Penelope continued. "The only other calls made from that number were made to a personal phone belonging to a woman named Haley Eckhart, thirty years old, also a PE. While most of the calls to Greg were made during the day, most of the calls to were made during the night."

"Double shift", Danny concluded, JJ nodding her head in an agreement. "They had both been stalking Chloe and Tracy. Greg during the day and Haley during the night."

"Yes, Greg had changed his work schedule from eight am to three pm to three to twelve pm shortly before the payoffs started", Penelope confirmed. "Probably so he could still take other clients while stalking Chloe and Tracey. Haley's work schedule had been from eight am to three pm and staid that way."

"Thank you, Penelope", JJ said before ending the call. Then she turned to face Derek. "We have to arrest Haley and search her premises, as soon as possible."

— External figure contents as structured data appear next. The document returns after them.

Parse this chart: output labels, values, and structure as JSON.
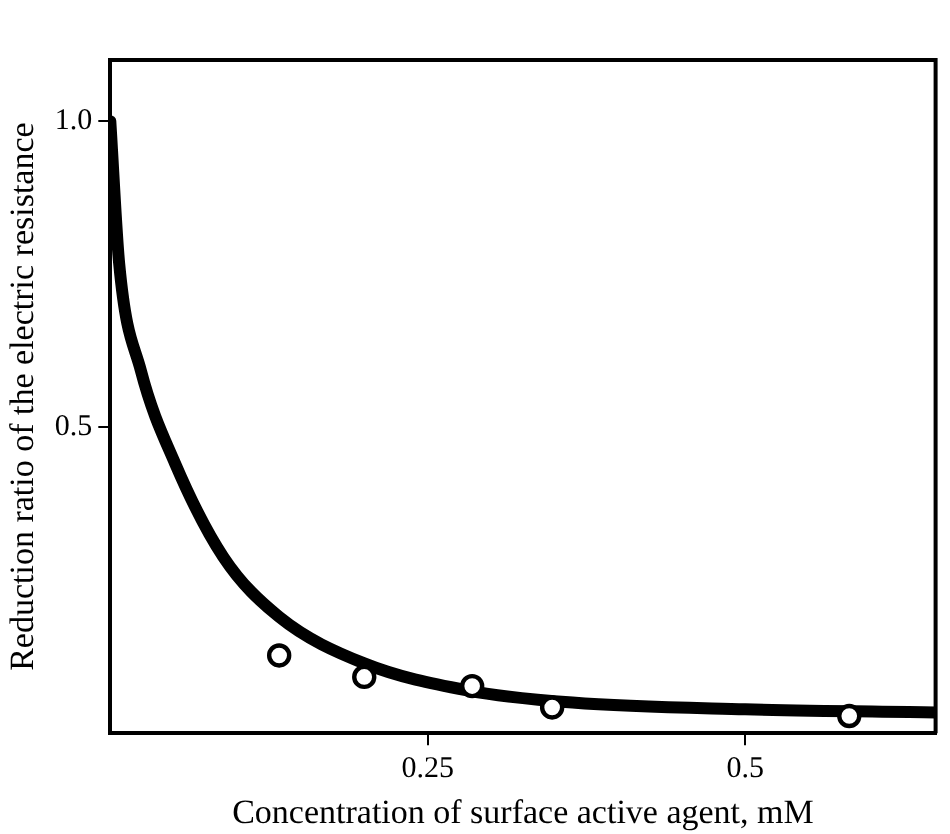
{
  "chart_data": {
    "type": "line",
    "xlabel": "Concentration of surface active agent, mM",
    "ylabel": "Reduction ratio of the electric resistance",
    "xlim": [
      0,
      0.65
    ],
    "ylim": [
      0,
      1.1
    ],
    "xticks": [
      0.25,
      0.5
    ],
    "yticks": [
      0.5,
      {
        "value": 1,
        "label": "1.0"
      }
    ],
    "grid": false,
    "legend": false,
    "series": [
      {
        "color": "#000000",
        "marker": "none",
        "line_style": "solid",
        "x": [
          0,
          0.007,
          0.024,
          0.051,
          0.089,
          0.133,
          0.2,
          0.281,
          0.364,
          0.5,
          0.65
        ],
        "values": [
          1.0,
          0.767,
          0.593,
          0.441,
          0.288,
          0.19,
          0.114,
          0.07,
          0.05,
          0.039,
          0.034
        ]
      },
      {
        "type": "scatter",
        "color": "#000000",
        "marker": "circle",
        "x": [
          0.133,
          0.2,
          0.285,
          0.348,
          0.582
        ],
        "values": [
          0.127,
          0.092,
          0.077,
          0.042,
          0.028
        ]
      }
    ]
  }
}
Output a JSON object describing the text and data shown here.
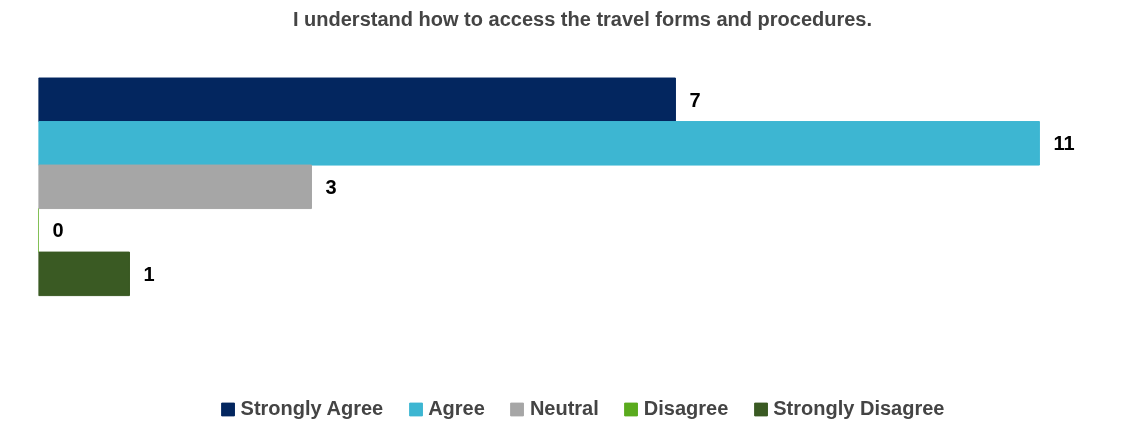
{
  "chart_data": {
    "type": "bar",
    "orientation": "horizontal",
    "title": "I understand how to access the travel forms and procedures.",
    "categories": [
      null
    ],
    "series": [
      {
        "name": "Strongly Agree",
        "color": "#03265f",
        "values": [
          7
        ]
      },
      {
        "name": "Agree",
        "color": "#3db6d2",
        "values": [
          11
        ]
      },
      {
        "name": "Neutral",
        "color": "#a6a6a6",
        "values": [
          3
        ]
      },
      {
        "name": "Disagree",
        "color": "#5aab1e",
        "values": [
          0
        ]
      },
      {
        "name": "Strongly Disagree",
        "color": "#3a5a23",
        "values": [
          1
        ]
      }
    ],
    "data_labels": true,
    "legend": "bottom",
    "tick_labels": false,
    "grid": false
  }
}
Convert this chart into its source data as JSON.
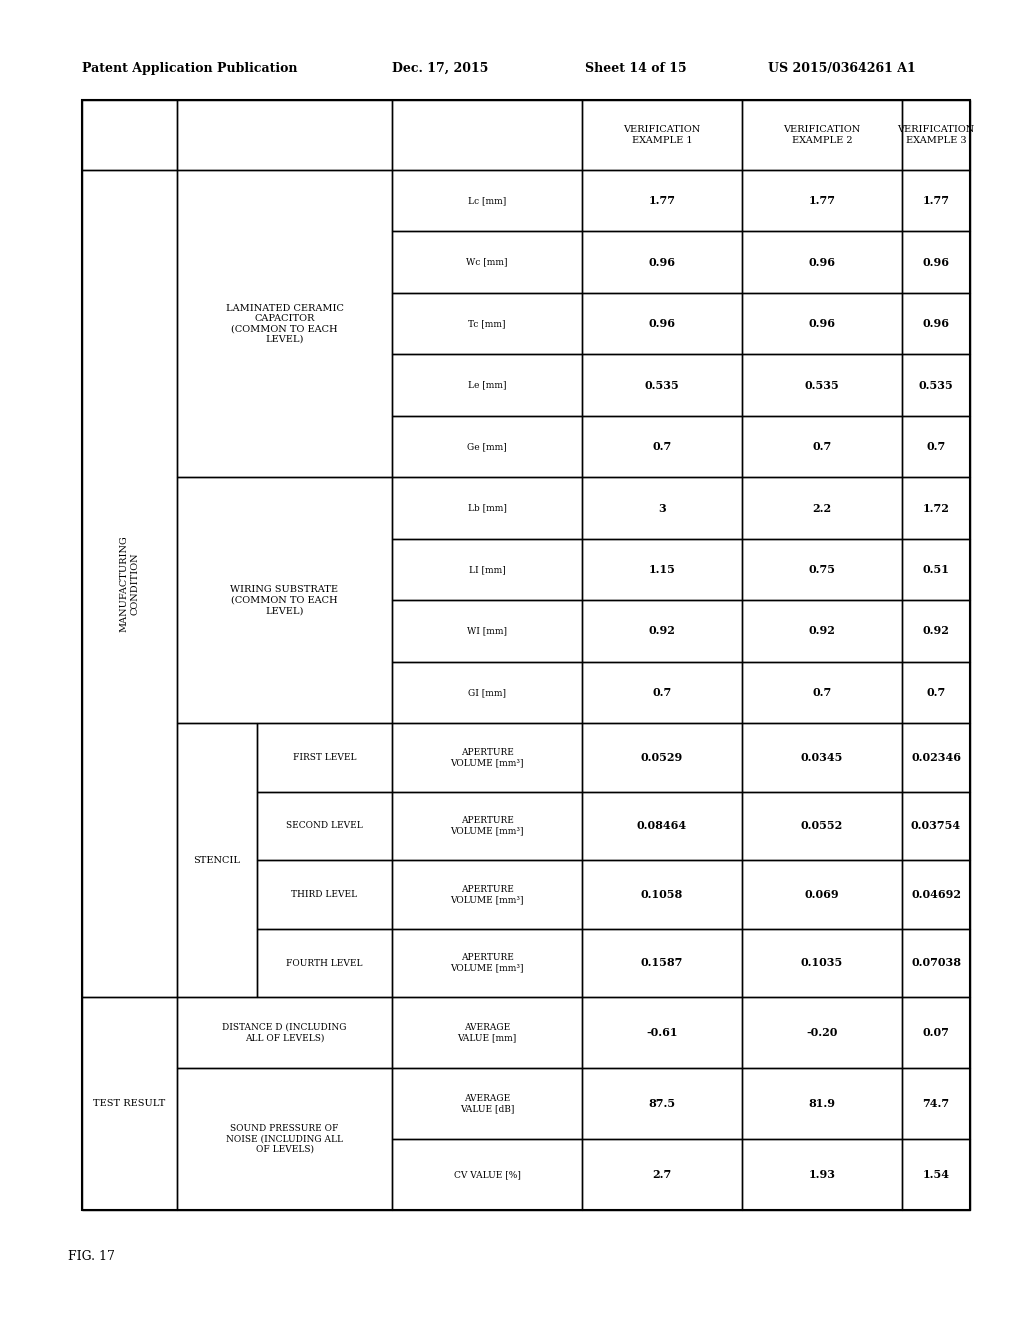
{
  "header_line1": "Patent Application Publication",
  "header_date": "Dec. 17, 2015",
  "header_sheet": "Sheet 14 of 15",
  "header_patent": "US 2015/0364261 A1",
  "fig_label": "FIG. 17",
  "rows": [
    {
      "param_label": "Lc [mm]",
      "v1": "1.77",
      "v2": "1.77",
      "v3": "1.77"
    },
    {
      "param_label": "Wc [mm]",
      "v1": "0.96",
      "v2": "0.96",
      "v3": "0.96"
    },
    {
      "param_label": "Tc [mm]",
      "v1": "0.96",
      "v2": "0.96",
      "v3": "0.96"
    },
    {
      "param_label": "Le [mm]",
      "v1": "0.535",
      "v2": "0.535",
      "v3": "0.535"
    },
    {
      "param_label": "Ge [mm]",
      "v1": "0.7",
      "v2": "0.7",
      "v3": "0.7"
    },
    {
      "param_label": "Lb [mm]",
      "v1": "3",
      "v2": "2.2",
      "v3": "1.72"
    },
    {
      "param_label": "LI [mm]",
      "v1": "1.15",
      "v2": "0.75",
      "v3": "0.51"
    },
    {
      "param_label": "WI [mm]",
      "v1": "0.92",
      "v2": "0.92",
      "v3": "0.92"
    },
    {
      "param_label": "GI [mm]",
      "v1": "0.7",
      "v2": "0.7",
      "v3": "0.7"
    },
    {
      "param_label": "APERTURE\nVOLUME [mm³]",
      "v1": "0.0529",
      "v2": "0.0345",
      "v3": "0.02346"
    },
    {
      "param_label": "APERTURE\nVOLUME [mm³]",
      "v1": "0.08464",
      "v2": "0.0552",
      "v3": "0.03754"
    },
    {
      "param_label": "APERTURE\nVOLUME [mm³]",
      "v1": "0.1058",
      "v2": "0.069",
      "v3": "0.04692"
    },
    {
      "param_label": "APERTURE\nVOLUME [mm³]",
      "v1": "0.1587",
      "v2": "0.1035",
      "v3": "0.07038"
    },
    {
      "param_label": "AVERAGE\nVALUE [mm]",
      "v1": "-0.61",
      "v2": "-0.20",
      "v3": "0.07"
    },
    {
      "param_label": "AVERAGE\nVALUE [dB]",
      "v1": "87.5",
      "v2": "81.9",
      "v3": "74.7"
    },
    {
      "param_label": "CV VALUE [%]",
      "v1": "2.7",
      "v2": "1.93",
      "v3": "1.54"
    }
  ]
}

"I'll work on getting the warrants", Danny said, standing up.

#

Spencer was walking back and forty through the conference room, while Derek, Aaron and David were sitting at the desks, studying the missing person's reports that he had provided them. "I've spent most of my free time as well as the most of the night going through the missing person's reports dating back two years up until a week ago", he explained. "I've managed to eliminate four hundred cases. We have to look in to the remaining hundred in order to identify the rest of the victims and maybe find something that will lead us to the killer."

"Hopefully, most of them have DNA profile written into the missing person's database", Derek commented.

At that moment, a policecaptain walked in, breathing heavily. He looked excited."We just got a call. A fisherman spotted several severed human legs floating in the river."

Derek and Aaron immediately stood up. David just stared at. Spencer immediately started thinking about what that meant. "Floating would suggest that they had been thrown in there recently", he explained. "The cases may not necessarily be connected."

"But it's still a lead", Aaron said, taking his coat. "Let's go."